The economist pointed out that 2022 was -despite the multiple crises- “a better year than expected” because in the first half of the year consumers in many countries spent the savings accumulated during the pandemic, which boosted growth.
At the same time, the winter in the northern hemisphere is turning out to be milder than expected, which has allowed several companies to switch to alternative fuels, he added.
Regarding the war in Ukraine, the EBRD’s main economic adviser said that it is difficult to think of returning to economic normality if the armed conflict does not end, particularly given the uncertainty that this situation causes in Europe.
“If the war continues, there is always a possibility of escalation, which would disrupt food exports and then there would be pressure on global food prices,” he explained.
On the other hand, the chief economist commented that the negative impact that it was feared that the war would have in the countries of Central Asia, dependent both on the remittances sent from Russia, as well as on the logistics and infrastructure of this country, has not occurred. last for their exports.
According to the bank’s analysis, Central Asian countries have become intermediaries of trade between the West and Russia, subject to international sanctions for its military aggression against Ukraine.

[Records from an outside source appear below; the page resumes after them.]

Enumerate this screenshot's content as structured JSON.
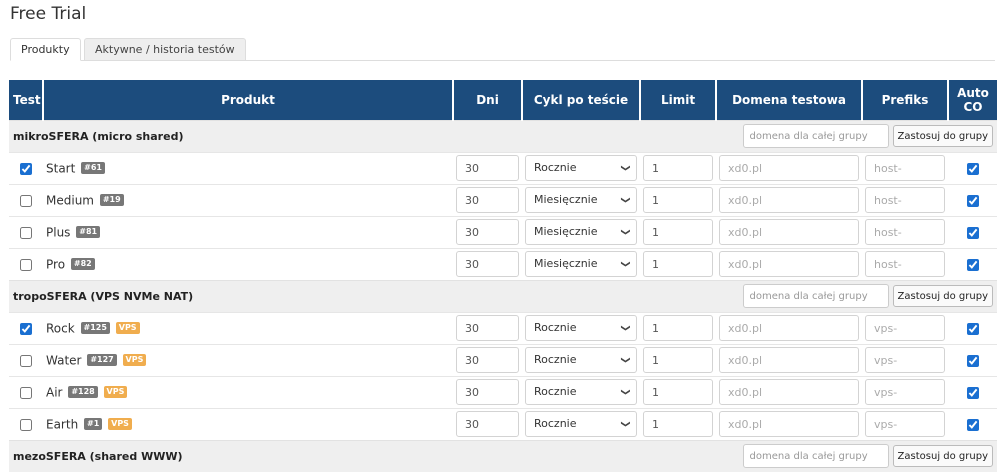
{
  "page": {
    "title": "Free Trial"
  },
  "tabs": [
    {
      "label": "Produkty",
      "active": true
    },
    {
      "label": "Aktywne / historia testów",
      "active": false
    }
  ],
  "table": {
    "headers": {
      "test": "Test",
      "produkt": "Produkt",
      "dni": "Dni",
      "cykl": "Cykl po teście",
      "limit": "Limit",
      "domena": "Domena testowa",
      "prefiks": "Prefiks",
      "auto": "Auto CO"
    },
    "group_domain_placeholder": "domena dla całej grupy",
    "apply_label": "Zastosuj do grupy",
    "groups": [
      {
        "name": "mikroSFERA (micro shared)",
        "rows": [
          {
            "checked": true,
            "name": "Start",
            "id": "#61",
            "days": "30",
            "cycle": "Rocznie",
            "limit": "1",
            "domain": "xd0.pl",
            "prefix": "host-",
            "auto": true
          },
          {
            "checked": false,
            "name": "Medium",
            "id": "#19",
            "days": "30",
            "cycle": "Miesięcznie",
            "limit": "1",
            "domain": "xd0.pl",
            "prefix": "host-",
            "auto": true
          },
          {
            "checked": false,
            "name": "Plus",
            "id": "#81",
            "days": "30",
            "cycle": "Miesięcznie",
            "limit": "1",
            "domain": "xd0.pl",
            "prefix": "host-",
            "auto": true
          },
          {
            "checked": false,
            "name": "Pro",
            "id": "#82",
            "days": "30",
            "cycle": "Miesięcznie",
            "limit": "1",
            "domain": "xd0.pl",
            "prefix": "host-",
            "auto": true
          }
        ]
      },
      {
        "name": "tropoSFERA (VPS NVMe NAT)",
        "rows": [
          {
            "checked": true,
            "name": "Rock",
            "id": "#125",
            "tag": "VPS",
            "days": "30",
            "cycle": "Rocznie",
            "limit": "1",
            "domain": "xd0.pl",
            "prefix": "vps-",
            "auto": true
          },
          {
            "checked": false,
            "name": "Water",
            "id": "#127",
            "tag": "VPS",
            "days": "30",
            "cycle": "Rocznie",
            "limit": "1",
            "domain": "xd0.pl",
            "prefix": "vps-",
            "auto": true
          },
          {
            "checked": false,
            "name": "Air",
            "id": "#128",
            "tag": "VPS",
            "days": "30",
            "cycle": "Rocznie",
            "limit": "1",
            "domain": "xd0.pl",
            "prefix": "vps-",
            "auto": true
          },
          {
            "checked": false,
            "name": "Earth",
            "id": "#1",
            "tag": "VPS",
            "days": "30",
            "cycle": "Rocznie",
            "limit": "1",
            "domain": "xd0.pl",
            "prefix": "vps-",
            "auto": true
          }
        ]
      },
      {
        "name": "mezoSFERA (shared WWW)",
        "rows": []
      }
    ]
  }
}
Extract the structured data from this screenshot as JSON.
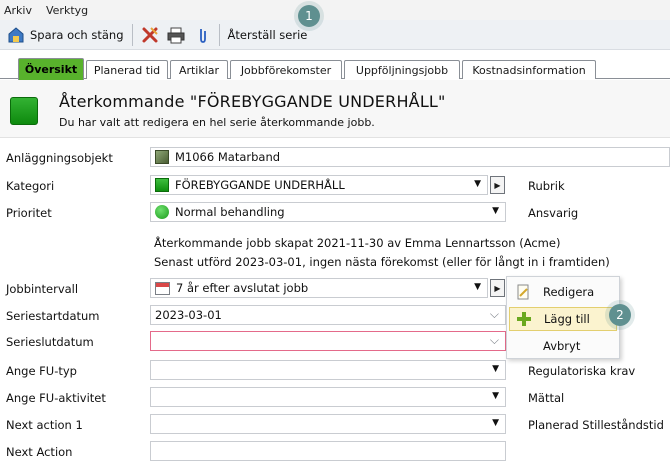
{
  "menu": {
    "items": [
      "Arkiv",
      "Verktyg"
    ]
  },
  "toolbar": {
    "save_close_label": "Spara och stäng",
    "reset_series_label": "Återställ serie",
    "icons": [
      "save-close-icon",
      "cancel-icon",
      "print-icon",
      "attach-icon"
    ]
  },
  "callouts": {
    "one": "1",
    "two": "2"
  },
  "tabs": [
    "Översikt",
    "Planerad tid",
    "Artiklar",
    "Jobbförekomster",
    "Uppföljningsjobb",
    "Kostnadsinformation"
  ],
  "header": {
    "title": "Återkommande \"FÖREBYGGANDE UNDERHÅLL\"",
    "subtitle": "Du har valt att redigera en hel serie återkommande jobb."
  },
  "form": {
    "object_label": "Anläggningsobjekt",
    "object_value": "M1066  Matarband",
    "category_label": "Kategori",
    "category_value": "FÖREBYGGANDE UNDERHÅLL",
    "priority_label": "Prioritet",
    "priority_value": "Normal behandling",
    "created_info": "Återkommande jobb skapat 2021-11-30 av Emma Lennartsson (Acme)",
    "executed_info": "Senast utförd 2023-03-01, ingen nästa förekomst (eller för långt in i framtiden)",
    "interval_label": "Jobbintervall",
    "interval_value": "7 år efter avslutat jobb",
    "start_label": "Seriestartdatum",
    "start_value": "2023-03-01",
    "end_label": "Serieslutdatum",
    "end_value": "",
    "fu_type_label": "Ange FU-typ",
    "fu_activity_label": "Ange FU-aktivitet",
    "next_action1_label": "Next action 1",
    "next_action_label": "Next Action"
  },
  "right_labels": {
    "rubrik": "Rubrik",
    "ansvarig": "Ansvarig",
    "regulatory": "Regulatoriska krav",
    "mattal": "Mättal",
    "planned_downtime": "Planerad Stilleståndstid"
  },
  "context_menu": {
    "items": [
      {
        "label": "Redigera",
        "icon": "edit-icon"
      },
      {
        "label": "Lägg till",
        "icon": "add-icon",
        "highlighted": true
      },
      {
        "label": "Avbryt",
        "icon": ""
      }
    ]
  },
  "colors": {
    "active_tab": "#58b22c",
    "callout": "#5f9090",
    "highlight": "#fbf3cf"
  }
}
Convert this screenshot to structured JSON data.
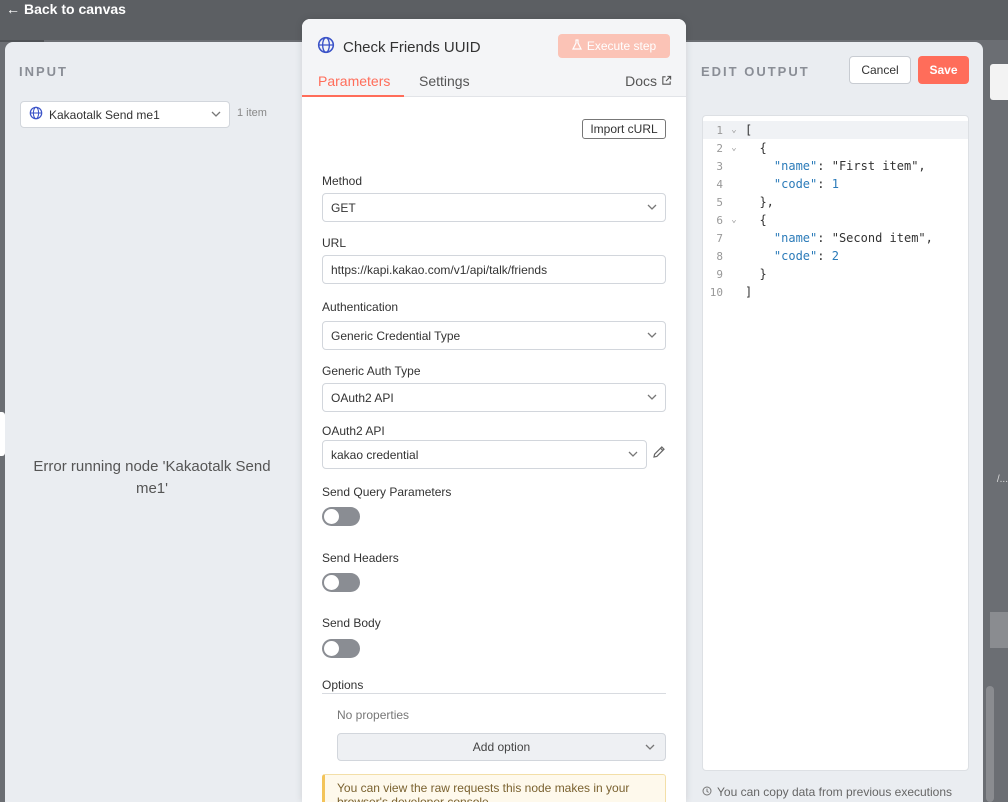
{
  "window": {
    "back_label": "Back to canvas"
  },
  "input": {
    "title": "INPUT",
    "node_name": "Kakaotalk Send me1",
    "item_count": "1 item",
    "error": "Error running node 'Kakaotalk Send me1'"
  },
  "node": {
    "title": "Check Friends UUID",
    "execute_label": "Execute step",
    "tabs": {
      "parameters": "Parameters",
      "settings": "Settings",
      "docs": "Docs"
    },
    "import_curl": "Import cURL",
    "method": {
      "label": "Method",
      "value": "GET"
    },
    "url": {
      "label": "URL",
      "value": "https://kapi.kakao.com/v1/api/talk/friends"
    },
    "authentication": {
      "label": "Authentication",
      "value": "Generic Credential Type"
    },
    "generic_auth_type": {
      "label": "Generic Auth Type",
      "value": "OAuth2 API"
    },
    "oauth2_api": {
      "label": "OAuth2 API",
      "value": "kakao credential"
    },
    "send_query": {
      "label": "Send Query Parameters",
      "enabled": false
    },
    "send_headers": {
      "label": "Send Headers",
      "enabled": false
    },
    "send_body": {
      "label": "Send Body",
      "enabled": false
    },
    "options": {
      "label": "Options",
      "empty": "No properties",
      "add_label": "Add option"
    },
    "notice": "You can view the raw requests this node makes in your browser's developer console"
  },
  "output": {
    "title": "EDIT OUTPUT",
    "cancel_label": "Cancel",
    "save_label": "Save",
    "copy_hint": "You can copy data from previous executions",
    "lines": [
      {
        "n": "1",
        "fold": true,
        "text": "["
      },
      {
        "n": "2",
        "fold": true,
        "text": "  {"
      },
      {
        "n": "3",
        "fold": false,
        "key": "\"name\"",
        "sep": ": ",
        "val": "\"First item\"",
        "tail": ",",
        "indent": "    "
      },
      {
        "n": "4",
        "fold": false,
        "key": "\"code\"",
        "sep": ": ",
        "num": "1",
        "tail": "",
        "indent": "    "
      },
      {
        "n": "5",
        "fold": false,
        "text": "  },"
      },
      {
        "n": "6",
        "fold": true,
        "text": "  {"
      },
      {
        "n": "7",
        "fold": false,
        "key": "\"name\"",
        "sep": ": ",
        "val": "\"Second item\"",
        "tail": ",",
        "indent": "    "
      },
      {
        "n": "8",
        "fold": false,
        "key": "\"code\"",
        "sep": ": ",
        "num": "2",
        "tail": "",
        "indent": "    "
      },
      {
        "n": "9",
        "fold": false,
        "text": "  }"
      },
      {
        "n": "10",
        "fold": false,
        "text": "]"
      }
    ]
  },
  "colors": {
    "accent": "#ff6d5a",
    "execute_disabled": "#fbc3b6",
    "toggle_off": "#8a8d93",
    "json_key": "#2b7bb9"
  }
}
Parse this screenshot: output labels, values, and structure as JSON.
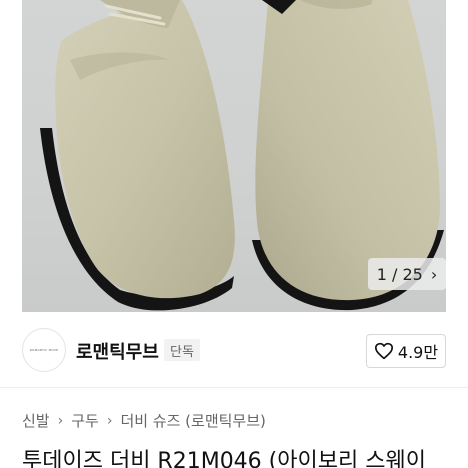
{
  "image_viewer": {
    "counter_current": "1",
    "counter_separator": "/",
    "counter_total": "25",
    "next_icon": "chevron-right-icon"
  },
  "seller": {
    "name": "로맨틱무브",
    "tag": "단독",
    "logo_text": "ROMANTIC MOVE",
    "like_count": "4.9만",
    "like_icon": "heart-outline-icon"
  },
  "breadcrumb": {
    "items": [
      "신발",
      "구두",
      "더비 슈즈 (로맨틱무브)"
    ],
    "separator_icon": "chevron-right-icon"
  },
  "product": {
    "title": "투데이즈 더비 R21M046 (아이보리 스웨이"
  },
  "colors": {
    "hero_bg": "#d0d2d2",
    "suede": "#c9c6ab",
    "sole": "#141414"
  }
}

“Statistics indicate that there was a large drop in direct trade with Russia, but there was a sharp increase in exports from the West to Central Asia, and an increase in exports from this region to Russia. In other words, the trade does not go directly from the West to Russia, but goes through Central Asia, ”he explained.
In the first months of the war, 2,000 Russian-funded companies were registered in Kazakhstan, which may be playing a key role in brokering trade.